For a moment he was sure she was going to argue it, but he wasn’t going to let her win. He knew what he wanted and Eric Walker always got what he wanted.
“I think it has a very nice ring to it,” she said, her eyes wide and a beaming smile on her lips.
“You’ll marry me?”
“I’ll marry you.”
He quickly sealed her answer with a warm kiss that he felt surge from the tip of his head all the way to his toes. She was going to be his wife. Never in a million years would he have guessed that he’d meet the woman of his dreams at his grandfather’s funeral.

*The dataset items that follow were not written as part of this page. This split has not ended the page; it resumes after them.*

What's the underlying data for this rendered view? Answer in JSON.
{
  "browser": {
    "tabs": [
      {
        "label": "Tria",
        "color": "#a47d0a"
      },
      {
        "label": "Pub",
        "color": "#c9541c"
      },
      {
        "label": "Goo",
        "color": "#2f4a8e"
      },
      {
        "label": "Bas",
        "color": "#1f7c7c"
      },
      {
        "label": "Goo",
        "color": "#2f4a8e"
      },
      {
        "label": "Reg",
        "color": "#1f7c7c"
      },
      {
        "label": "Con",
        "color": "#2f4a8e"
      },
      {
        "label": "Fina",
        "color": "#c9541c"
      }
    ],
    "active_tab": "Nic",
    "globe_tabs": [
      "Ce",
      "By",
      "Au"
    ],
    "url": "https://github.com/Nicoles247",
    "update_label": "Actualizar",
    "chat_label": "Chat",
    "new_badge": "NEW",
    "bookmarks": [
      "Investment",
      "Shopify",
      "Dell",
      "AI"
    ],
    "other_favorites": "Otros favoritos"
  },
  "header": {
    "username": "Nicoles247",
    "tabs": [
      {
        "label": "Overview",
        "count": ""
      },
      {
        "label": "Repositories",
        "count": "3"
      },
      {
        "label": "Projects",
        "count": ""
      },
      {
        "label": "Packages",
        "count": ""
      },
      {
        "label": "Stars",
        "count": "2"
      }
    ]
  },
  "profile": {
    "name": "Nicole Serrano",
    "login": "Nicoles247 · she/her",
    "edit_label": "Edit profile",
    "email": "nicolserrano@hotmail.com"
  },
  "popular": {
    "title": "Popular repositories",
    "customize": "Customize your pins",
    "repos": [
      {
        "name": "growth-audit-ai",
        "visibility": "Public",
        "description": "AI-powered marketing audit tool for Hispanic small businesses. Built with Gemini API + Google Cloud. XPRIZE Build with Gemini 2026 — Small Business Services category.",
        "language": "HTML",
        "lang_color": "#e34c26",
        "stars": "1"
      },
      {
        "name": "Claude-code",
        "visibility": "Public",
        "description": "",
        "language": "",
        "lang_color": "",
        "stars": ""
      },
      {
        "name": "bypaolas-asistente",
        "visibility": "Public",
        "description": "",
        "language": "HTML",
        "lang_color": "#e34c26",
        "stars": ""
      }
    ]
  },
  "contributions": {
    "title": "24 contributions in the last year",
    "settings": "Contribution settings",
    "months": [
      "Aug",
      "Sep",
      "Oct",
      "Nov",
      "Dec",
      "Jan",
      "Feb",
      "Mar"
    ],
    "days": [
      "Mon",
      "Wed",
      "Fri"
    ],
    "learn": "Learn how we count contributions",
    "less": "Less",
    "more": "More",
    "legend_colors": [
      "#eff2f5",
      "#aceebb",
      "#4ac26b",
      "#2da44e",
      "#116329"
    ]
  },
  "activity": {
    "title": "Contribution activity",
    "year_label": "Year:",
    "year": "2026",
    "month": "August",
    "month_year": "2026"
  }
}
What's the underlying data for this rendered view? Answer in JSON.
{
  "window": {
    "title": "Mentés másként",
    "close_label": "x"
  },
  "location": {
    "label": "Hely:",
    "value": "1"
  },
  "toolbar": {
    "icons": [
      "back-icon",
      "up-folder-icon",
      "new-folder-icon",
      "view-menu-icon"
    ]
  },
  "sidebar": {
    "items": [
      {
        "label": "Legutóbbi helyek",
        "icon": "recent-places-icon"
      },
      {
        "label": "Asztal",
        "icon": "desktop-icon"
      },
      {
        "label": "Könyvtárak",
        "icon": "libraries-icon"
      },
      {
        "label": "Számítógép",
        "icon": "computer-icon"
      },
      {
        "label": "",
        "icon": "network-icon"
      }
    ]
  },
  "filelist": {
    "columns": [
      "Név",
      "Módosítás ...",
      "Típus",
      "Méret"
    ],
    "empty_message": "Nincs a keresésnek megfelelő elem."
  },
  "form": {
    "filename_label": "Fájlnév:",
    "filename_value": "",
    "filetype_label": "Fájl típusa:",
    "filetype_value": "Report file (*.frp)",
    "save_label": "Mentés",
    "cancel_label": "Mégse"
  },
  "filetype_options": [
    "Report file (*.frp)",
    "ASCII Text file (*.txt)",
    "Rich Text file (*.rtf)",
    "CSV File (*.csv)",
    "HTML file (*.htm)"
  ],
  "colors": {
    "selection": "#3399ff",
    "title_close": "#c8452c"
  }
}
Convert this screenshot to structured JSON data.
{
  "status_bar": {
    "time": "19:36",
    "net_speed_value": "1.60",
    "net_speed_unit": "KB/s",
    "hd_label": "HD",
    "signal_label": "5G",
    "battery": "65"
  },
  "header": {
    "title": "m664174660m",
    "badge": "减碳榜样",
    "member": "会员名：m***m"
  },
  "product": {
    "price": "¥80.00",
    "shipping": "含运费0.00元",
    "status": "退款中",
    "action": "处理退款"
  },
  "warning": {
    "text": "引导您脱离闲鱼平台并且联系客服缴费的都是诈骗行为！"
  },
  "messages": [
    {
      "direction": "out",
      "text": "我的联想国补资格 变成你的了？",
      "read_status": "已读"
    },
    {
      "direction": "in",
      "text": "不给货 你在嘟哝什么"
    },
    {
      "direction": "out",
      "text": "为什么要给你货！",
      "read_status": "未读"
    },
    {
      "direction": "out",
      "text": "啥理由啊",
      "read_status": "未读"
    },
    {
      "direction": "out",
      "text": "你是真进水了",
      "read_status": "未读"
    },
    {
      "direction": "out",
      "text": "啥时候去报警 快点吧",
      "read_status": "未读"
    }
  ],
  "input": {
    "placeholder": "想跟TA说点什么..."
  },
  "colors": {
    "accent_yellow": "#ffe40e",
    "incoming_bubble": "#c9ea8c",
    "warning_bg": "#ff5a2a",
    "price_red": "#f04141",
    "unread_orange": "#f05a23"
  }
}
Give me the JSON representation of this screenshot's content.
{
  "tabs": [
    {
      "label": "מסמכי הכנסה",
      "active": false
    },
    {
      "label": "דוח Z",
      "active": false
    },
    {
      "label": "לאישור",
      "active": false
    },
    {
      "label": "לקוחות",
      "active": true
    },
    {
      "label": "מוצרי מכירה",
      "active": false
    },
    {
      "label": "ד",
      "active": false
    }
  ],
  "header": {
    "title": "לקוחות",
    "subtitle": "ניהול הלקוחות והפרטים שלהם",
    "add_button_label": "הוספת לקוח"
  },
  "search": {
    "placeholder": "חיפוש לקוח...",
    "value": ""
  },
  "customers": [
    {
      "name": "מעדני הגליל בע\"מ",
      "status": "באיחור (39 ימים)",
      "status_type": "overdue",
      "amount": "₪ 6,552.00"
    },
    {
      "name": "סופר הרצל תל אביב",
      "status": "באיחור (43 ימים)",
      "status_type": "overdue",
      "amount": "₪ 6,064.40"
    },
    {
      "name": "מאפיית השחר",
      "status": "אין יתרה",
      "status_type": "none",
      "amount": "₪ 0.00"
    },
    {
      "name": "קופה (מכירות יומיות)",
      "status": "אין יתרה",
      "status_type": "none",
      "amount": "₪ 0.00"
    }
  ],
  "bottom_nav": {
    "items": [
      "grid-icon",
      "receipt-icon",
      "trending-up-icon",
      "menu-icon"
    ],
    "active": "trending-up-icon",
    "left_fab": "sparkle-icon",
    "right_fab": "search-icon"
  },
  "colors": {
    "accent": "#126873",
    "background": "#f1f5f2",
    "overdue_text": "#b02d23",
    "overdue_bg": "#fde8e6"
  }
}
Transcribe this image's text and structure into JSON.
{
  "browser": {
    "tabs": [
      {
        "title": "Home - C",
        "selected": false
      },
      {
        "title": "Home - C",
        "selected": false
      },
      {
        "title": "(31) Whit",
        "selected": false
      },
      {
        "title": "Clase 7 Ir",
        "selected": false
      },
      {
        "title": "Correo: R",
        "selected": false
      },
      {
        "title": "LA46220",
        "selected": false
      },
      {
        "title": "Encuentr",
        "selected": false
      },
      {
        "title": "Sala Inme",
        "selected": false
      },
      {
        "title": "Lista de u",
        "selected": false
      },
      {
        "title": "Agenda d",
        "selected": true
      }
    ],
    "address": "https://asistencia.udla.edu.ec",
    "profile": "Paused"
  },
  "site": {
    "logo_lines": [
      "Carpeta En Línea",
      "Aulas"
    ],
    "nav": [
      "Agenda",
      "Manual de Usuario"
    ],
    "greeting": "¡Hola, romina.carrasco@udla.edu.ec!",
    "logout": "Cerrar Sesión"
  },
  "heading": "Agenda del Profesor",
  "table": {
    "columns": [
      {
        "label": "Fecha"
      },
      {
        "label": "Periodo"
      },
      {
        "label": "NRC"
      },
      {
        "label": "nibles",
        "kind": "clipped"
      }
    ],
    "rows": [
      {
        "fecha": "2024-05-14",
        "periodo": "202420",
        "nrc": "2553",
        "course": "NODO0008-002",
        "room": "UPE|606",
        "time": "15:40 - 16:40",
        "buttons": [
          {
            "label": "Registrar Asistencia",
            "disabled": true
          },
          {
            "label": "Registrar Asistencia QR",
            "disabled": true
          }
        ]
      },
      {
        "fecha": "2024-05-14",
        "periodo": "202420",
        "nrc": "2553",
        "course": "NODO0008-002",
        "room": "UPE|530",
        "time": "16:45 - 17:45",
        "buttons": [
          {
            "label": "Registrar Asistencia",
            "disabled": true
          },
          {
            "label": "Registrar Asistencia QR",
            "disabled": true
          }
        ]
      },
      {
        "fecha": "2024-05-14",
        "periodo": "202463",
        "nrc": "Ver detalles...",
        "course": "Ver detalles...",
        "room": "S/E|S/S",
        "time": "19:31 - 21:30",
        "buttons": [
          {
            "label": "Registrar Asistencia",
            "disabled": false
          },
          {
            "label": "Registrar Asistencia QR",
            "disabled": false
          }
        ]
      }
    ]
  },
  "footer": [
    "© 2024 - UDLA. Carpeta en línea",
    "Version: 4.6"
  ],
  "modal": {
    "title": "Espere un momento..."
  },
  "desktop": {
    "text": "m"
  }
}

“We have one more thing to settle.”
“What’s that?” She rested her cheek against his chest.
“What the hell does Q stand for?”
Susan pulled back and smiled. “Quick.”
“Quick? That’s not a name.”
“I used to tell people it was the dog’s name.”
“It’s not?”
She shook her head. “Something you should know about my parents. They’re hippies, still are.”
He knew his mouth had fallen open and nothing came out in response.
She raised her arms around his neck. “My mother went into labor three weeks early and I was born in the bathtub within an hour. Quick.”
“That’s where you got the name?”
Susan nodded. “Would it humor you to know my sister’s middle name is Molasses?”
He couldn’t help but laugh. “She took longer than an hour to be born?”
“Forty-eight hours longer and she was a week late.”
Eric looked at her with the rose in her cheeks, her long hair cascading over her shoulders, and the thought of her Subaru and her Birkenstocks suddenly flashed into his head.
“You’re a vegetarian that drives a Subaru. How come I didn’t see the hippy parent thing coming?”
“I’m quick and you’re not?”
“That’s funny.” He pulled her in. “Susan Quick Walker. It has a ring to it.”